In this case the root of the problem was in the OS locale, which was set to POSIX. This old standard makes your OS act like it's from the 70's, with ASCII encoding and other outdated details. The ASCII encoding will prevent the OS from understanding filenames, text or anything containing more exotic characters. This causes weird issues because the JVM is doing just fine by itself, but any time it communicates with the OS (printing to a text file, asking to open a file with a certain name) there's a chance of corruption because the OS doesn't understand what the JVM is saying.

It's like someone is talking to you and every once in a while he puts a word of Chinese in there. You're writing down what he says in English, but every Chinese word you replace with "Didn't understand???".

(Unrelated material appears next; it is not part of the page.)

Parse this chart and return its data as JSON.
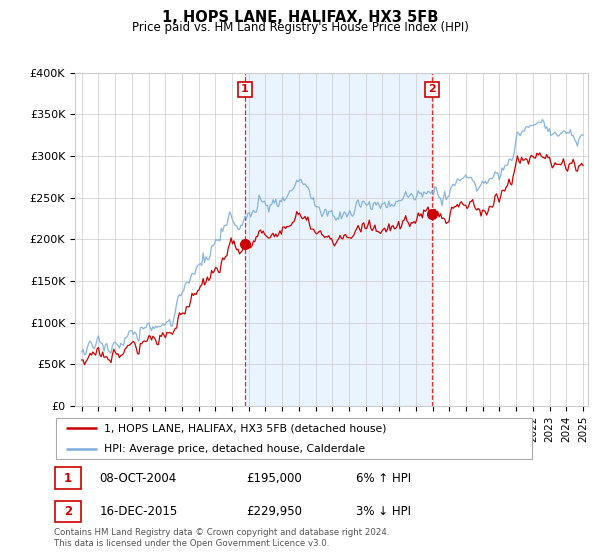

The locale (in /etc/default/locale) usually contains sane defaults, but as we saw here, you can't always trust that. For any modern systems you'll want locale values like en_EN.UTF-8. You never want to see POSIX there in this day and age.



回答2:

For html you either need to set a proper charset matching your needs or better stick with ASCII and use html-encoding for all non-ASCII characters. This works even if no specific charset is defined for you html display.

https://en.wikipedia.org/wiki/Unicode_and_HTML



回答3:

It seems that your debug output goes through multiple conversions between charsets. The text you send to the console seems to be converted to bytes using UTF-8 as encoding resulting into the conversion from ô to ô. Then there seems to be another conversion from the byte-data back into characters using the system's charset. Windows' console uses cp1252 as charset while Linux has different settings on a per installation basis. In your case it seems to be ASCII leading to the conversion to the two ? for the UTF-8 encoded data because these bytes have values that aren't defined in ASCII.

I don't know the logging framework you're using or what the specific setup of the Logger is you're using, so I can't tell you how to fix that, but for the Linux-variant, you might check the console's charset and change it to UTF-8 to see if that has the desired effect.